The lengths of the tracts in the spores were determined by PCR amplification directly on colonies with primers that flank the repeated tracts (positions +198 bp and +432 bp). The PCR products were run on 6% denaturating polyacrylamide gels with control DNA samples containing poly(GT) tracts of 38 and 39 bp and transferred onto a nylon membrane (Amersham, N+). Membranes were prehybridized for 2 hr and hybidized for 12 hr at 42 °C with a 20-by poly(CA) label probe. Probes were labeled by 3' end-labeling (terminal transferase; Boehringer Mannheim) with 50 µCi of [-³²P]dCTP, 3000 mCi/mmole for 100 ng of DNA fragment. Unincorporated nucleotides were separated by filtration on a ProbeQuant G-50 Micro column (Amersham). Exposure times were from 20 to 50 min.

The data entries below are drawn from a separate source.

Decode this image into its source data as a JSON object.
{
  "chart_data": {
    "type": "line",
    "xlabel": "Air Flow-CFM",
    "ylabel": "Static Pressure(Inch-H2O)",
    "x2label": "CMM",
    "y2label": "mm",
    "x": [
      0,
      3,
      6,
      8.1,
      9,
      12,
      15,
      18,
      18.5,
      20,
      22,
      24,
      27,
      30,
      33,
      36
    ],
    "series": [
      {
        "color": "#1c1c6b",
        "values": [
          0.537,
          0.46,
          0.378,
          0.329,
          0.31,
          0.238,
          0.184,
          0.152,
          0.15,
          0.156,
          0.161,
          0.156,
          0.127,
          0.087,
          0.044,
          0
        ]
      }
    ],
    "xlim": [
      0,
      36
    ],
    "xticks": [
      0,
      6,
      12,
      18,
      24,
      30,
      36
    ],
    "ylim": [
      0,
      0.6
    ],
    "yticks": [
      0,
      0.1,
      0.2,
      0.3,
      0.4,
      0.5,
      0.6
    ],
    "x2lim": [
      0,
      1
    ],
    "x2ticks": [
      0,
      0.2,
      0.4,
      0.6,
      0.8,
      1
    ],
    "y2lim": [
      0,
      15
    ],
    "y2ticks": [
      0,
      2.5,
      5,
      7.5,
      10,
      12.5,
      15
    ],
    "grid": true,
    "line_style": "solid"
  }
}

Detection of meiotic DSBs and quantification

Cells (200 ml) were grown in sporulation medium and, at the appropriate times (0, 4, 8, 10, and 24 hr), 25-ml aliquots were mixed with 25 ml of ethanol (100% at 20°C) and 1.25 ml of 0.5 M EDTA and kept at 20°C. Chromosomal DNA was extracted and 1.5 µg of DNA was digested by SnaBI restriction enzyme (5 U/µg DNA; twice for 3 hr at 37°C), separated on a 1.2% agarose gel, and transferred under vacuum (LKB 2016 VACUGENE; Pharmacia) onto a nylon membrane (Amersham, Hybond N+). Membranes were prehybridized for 2 hr and hybridized for 24 hr at 65°C with the labeled probe (20 ng/ml). Probes were labeled by random priming (Readyprime Kit; Amersham) with [-³²P]dCTP, 3000 mCi/mmole, 110 TBq/mmole (Amersham). Unincorporated nucleotides were separated by filtration on a ProbeQuant G-50 Micro column. The probe used in the hybridization as the 707-bp PCR product (primers complementary to positions +8 bp and +715 bp) internal to the ARG4-coding region. Quantification of DSB signals were performed as described previously (de Massy and Nicolas 1993) by use of a PhosphorImager (Molecular Dynamics, STORM 860) and the ImageQuant program.

Statistical analysis

All results were tested by statistical analysis. Fisher's exact variant of the chi-square test was used for most comparisons and a P value of <0.05 was considered to be statistically significant.